Vivemos na era digital, na qual tudo tende a ser mais compacto, veloz e a praticidade é um ponto fundamental. Todos os setores da sociedade foram atingidos pelas mudanças dessa digitalização, inclusive a área de investimentos.

Na prática, quais as consequências dessas inovações no mundo do capital, das ações, dos títulos públicos e privados e de fundos de investimentos? Continue lendo este post e veja as características da economia na era digital!

As fintechs

Uma das grandes inovações advindas da era digital foi o surgimento das fintechs, que facilitaram o acesso do investidor ao mundo dos investimentos, dominado até então pelos bancos principalmente e pelas corretoras de valores. Acredita-se que as fintechs serão concorrentes de peso para as instituições tradicionais.

Mas as fintechs não figuram apenas como potenciais concorrentes, uma outra tendência as coloca como parceira das instituições financeiras. Nesses casos elas atuam ajudando o investidor a ter uma ideia melhor sobre os investimentos, independentemente de qual instituição ele escolherá para investir e gerir suas aplicações financeiras.

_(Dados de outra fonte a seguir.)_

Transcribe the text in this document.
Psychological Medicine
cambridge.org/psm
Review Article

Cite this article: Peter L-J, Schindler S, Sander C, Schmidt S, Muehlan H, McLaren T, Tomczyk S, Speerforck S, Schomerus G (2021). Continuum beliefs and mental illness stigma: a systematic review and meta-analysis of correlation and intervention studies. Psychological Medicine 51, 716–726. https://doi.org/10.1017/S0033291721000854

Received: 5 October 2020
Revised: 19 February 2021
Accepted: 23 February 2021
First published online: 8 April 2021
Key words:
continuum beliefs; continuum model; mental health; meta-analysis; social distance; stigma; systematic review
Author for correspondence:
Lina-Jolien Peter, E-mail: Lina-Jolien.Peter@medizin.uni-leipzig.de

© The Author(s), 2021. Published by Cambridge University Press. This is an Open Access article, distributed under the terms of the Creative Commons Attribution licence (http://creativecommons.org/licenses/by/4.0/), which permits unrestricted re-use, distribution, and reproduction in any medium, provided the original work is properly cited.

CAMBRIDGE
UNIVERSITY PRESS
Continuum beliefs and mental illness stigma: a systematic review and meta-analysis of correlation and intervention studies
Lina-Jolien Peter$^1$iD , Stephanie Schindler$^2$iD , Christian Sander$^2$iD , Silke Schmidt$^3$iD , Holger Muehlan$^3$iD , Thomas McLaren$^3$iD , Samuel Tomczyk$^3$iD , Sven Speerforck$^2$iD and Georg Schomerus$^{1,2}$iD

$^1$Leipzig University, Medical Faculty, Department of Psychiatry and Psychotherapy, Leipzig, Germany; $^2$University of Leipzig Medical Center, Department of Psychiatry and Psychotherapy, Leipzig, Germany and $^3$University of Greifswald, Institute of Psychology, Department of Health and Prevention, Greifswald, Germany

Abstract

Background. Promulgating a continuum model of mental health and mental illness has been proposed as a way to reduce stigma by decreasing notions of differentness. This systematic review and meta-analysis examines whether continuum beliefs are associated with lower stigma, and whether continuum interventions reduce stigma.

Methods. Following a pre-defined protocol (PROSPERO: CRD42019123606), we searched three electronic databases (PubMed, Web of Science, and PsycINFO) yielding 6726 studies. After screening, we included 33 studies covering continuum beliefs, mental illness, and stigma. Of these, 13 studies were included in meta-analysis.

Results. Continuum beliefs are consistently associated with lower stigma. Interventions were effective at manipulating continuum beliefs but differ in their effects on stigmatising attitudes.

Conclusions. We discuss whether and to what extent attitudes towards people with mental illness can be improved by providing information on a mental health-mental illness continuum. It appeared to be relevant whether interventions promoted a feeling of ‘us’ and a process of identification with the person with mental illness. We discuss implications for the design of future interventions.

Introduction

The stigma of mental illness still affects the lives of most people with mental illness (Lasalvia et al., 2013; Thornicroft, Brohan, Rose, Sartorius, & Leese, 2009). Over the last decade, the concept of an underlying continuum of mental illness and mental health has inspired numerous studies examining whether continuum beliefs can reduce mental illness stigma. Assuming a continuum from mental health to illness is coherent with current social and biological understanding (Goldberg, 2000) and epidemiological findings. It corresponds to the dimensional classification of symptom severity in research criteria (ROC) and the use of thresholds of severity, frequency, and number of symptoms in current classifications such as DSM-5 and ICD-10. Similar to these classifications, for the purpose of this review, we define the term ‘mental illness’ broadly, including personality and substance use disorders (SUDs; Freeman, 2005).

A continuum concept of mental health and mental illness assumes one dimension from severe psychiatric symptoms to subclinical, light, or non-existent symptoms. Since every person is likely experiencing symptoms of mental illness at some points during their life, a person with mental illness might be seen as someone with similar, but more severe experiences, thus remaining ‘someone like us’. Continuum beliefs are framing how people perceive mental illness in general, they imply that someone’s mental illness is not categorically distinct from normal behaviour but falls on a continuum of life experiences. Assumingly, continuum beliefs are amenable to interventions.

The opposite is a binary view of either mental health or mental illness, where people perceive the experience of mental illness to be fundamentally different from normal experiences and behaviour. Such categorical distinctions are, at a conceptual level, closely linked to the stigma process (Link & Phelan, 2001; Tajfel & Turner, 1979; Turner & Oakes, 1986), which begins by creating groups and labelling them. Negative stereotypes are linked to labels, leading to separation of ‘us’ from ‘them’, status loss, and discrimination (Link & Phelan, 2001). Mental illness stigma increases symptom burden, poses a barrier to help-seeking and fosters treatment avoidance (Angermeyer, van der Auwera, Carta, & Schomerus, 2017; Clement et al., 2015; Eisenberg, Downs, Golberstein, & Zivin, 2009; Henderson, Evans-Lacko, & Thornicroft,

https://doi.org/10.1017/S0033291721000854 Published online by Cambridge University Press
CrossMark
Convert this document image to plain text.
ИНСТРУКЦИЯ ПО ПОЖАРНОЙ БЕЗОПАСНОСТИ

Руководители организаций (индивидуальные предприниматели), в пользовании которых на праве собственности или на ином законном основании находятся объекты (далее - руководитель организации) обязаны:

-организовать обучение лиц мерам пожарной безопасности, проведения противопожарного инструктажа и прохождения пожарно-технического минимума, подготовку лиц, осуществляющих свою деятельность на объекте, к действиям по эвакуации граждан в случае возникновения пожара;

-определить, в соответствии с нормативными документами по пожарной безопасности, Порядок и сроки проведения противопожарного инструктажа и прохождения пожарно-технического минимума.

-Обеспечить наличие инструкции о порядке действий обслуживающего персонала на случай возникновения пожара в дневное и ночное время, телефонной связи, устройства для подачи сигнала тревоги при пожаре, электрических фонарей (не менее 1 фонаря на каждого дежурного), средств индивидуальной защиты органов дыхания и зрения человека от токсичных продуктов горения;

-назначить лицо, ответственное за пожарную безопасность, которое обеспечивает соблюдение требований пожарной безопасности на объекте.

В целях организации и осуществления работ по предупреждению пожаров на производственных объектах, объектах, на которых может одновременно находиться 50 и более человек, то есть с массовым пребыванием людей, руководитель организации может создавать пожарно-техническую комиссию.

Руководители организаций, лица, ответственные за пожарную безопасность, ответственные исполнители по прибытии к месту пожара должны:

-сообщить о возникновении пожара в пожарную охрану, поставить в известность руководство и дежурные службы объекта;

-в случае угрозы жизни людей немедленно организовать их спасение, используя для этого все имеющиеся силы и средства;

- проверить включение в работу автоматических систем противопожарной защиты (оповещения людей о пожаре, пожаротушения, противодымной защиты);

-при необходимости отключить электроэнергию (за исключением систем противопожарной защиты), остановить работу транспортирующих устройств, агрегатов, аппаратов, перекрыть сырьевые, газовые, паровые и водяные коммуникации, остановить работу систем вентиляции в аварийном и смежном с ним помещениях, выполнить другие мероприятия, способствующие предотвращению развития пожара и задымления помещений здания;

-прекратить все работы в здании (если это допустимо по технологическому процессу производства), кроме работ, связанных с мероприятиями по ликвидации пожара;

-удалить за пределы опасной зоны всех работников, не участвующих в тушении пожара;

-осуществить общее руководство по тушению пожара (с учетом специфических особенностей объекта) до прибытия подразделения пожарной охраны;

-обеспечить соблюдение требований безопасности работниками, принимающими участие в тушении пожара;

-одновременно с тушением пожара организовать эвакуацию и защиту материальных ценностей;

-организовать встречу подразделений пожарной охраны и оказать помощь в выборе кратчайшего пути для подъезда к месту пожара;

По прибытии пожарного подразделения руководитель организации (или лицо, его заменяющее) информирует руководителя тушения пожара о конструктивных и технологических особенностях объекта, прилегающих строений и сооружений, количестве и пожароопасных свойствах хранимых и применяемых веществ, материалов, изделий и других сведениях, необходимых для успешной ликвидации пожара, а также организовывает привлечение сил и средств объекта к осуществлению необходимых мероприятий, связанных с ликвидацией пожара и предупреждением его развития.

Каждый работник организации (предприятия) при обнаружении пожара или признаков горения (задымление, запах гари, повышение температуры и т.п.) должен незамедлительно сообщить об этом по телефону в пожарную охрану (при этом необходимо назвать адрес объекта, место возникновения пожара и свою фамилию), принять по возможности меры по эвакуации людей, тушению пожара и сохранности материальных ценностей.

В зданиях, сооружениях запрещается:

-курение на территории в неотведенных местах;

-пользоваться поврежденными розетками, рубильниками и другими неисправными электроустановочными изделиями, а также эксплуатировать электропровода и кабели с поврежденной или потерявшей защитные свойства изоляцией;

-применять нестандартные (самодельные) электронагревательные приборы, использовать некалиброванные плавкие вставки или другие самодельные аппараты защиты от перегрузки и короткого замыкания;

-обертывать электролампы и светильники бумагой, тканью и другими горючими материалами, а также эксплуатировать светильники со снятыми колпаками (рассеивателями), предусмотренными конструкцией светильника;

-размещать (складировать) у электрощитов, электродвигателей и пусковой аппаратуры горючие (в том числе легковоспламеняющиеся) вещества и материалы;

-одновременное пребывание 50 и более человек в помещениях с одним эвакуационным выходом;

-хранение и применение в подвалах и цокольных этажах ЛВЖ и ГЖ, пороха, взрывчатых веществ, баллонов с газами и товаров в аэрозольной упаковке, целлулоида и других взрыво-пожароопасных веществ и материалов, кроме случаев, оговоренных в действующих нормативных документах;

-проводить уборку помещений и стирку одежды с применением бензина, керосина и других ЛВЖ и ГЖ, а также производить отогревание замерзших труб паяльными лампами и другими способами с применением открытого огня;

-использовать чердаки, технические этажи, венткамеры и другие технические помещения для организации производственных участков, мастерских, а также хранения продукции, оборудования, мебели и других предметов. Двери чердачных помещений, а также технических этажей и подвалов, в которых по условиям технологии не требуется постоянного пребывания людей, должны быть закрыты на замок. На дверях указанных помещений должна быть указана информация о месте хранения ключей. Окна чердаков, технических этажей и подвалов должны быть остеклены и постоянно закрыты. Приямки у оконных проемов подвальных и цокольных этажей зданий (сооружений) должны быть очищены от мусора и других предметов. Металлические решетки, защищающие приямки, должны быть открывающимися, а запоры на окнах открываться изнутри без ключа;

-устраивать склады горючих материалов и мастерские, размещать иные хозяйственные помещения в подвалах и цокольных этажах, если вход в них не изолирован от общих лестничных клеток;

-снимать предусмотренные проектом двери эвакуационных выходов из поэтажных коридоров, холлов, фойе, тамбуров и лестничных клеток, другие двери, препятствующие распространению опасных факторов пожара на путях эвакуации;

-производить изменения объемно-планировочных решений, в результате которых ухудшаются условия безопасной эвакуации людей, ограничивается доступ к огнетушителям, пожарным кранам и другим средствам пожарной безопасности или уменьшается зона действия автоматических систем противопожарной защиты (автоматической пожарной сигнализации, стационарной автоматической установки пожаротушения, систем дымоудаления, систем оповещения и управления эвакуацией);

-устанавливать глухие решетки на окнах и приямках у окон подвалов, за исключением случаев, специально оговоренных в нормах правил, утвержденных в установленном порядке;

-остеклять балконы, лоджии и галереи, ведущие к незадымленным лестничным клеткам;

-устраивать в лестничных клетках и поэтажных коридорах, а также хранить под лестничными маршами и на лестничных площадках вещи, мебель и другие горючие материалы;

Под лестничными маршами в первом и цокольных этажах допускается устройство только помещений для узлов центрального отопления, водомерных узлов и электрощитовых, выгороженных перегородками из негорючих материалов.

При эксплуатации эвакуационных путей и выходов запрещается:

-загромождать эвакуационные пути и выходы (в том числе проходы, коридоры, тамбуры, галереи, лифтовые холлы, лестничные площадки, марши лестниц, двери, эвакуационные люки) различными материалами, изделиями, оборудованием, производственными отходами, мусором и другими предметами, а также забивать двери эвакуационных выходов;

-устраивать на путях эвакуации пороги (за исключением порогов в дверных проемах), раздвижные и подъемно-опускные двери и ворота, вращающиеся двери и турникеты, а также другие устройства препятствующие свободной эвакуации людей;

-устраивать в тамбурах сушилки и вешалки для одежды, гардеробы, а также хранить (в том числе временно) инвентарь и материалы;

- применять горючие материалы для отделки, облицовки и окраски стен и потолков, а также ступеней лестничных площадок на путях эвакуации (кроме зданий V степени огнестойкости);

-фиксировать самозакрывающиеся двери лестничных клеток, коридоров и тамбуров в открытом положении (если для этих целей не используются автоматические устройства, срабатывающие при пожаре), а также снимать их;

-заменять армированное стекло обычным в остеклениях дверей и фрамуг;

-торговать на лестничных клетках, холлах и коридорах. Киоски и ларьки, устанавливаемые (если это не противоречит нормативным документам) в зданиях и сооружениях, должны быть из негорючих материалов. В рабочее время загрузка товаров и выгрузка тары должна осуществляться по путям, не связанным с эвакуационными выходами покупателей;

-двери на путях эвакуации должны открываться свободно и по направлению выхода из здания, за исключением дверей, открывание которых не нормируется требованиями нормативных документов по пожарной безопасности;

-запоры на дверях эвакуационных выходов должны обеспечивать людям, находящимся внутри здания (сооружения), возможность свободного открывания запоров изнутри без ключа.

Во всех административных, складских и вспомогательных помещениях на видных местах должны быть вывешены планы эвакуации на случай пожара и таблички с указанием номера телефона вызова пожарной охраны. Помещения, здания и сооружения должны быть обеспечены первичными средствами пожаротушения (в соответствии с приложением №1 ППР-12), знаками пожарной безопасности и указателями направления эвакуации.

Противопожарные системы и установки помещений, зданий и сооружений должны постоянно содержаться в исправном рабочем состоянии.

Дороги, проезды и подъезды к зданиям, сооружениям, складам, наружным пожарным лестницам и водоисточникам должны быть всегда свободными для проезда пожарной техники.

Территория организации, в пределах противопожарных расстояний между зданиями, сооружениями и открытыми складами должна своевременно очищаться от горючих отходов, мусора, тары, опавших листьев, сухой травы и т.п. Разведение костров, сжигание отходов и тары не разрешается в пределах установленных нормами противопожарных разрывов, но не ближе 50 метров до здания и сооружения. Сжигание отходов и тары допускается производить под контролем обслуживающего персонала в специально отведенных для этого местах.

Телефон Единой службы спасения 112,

Uma das fintechs que tem sido destaque na mídia é a Iknowfirst (Eu Sei Primeiro). Sediada em Israel, tem uma tecnologia avançada que é capaz de prever preços de commodities, ações e moedas — trata-se de um sistema que combina inteligência artificial, algoritmos e redes neurais. A empresa desenvolve correlações, faz testes entre elas e as que se mostram falhas são imediatamente eliminadas do sistema. Diariamente, a Iknowfirst publica para seus clientes análises preditivas de quase 2.000 ativos. É um claro exemplo do potencial da inteligência artificial no mundo dos investimentos. 

Os bancos digitais

Outra tendência é a dos bancos digitais, cuja principal proposta é acabar com filas,greves, greves, perda de tempo e altos custos. No Brasil, existem 2 principais bancos digitais: Creditas (antigo BankFacil) e Banco Original. Fazendo uso de processos completamente online, esses bancos pretendem reduzir a burocracia nos processos de abertura de contas e melhorar o atendimento, que funciona de forma automatizada.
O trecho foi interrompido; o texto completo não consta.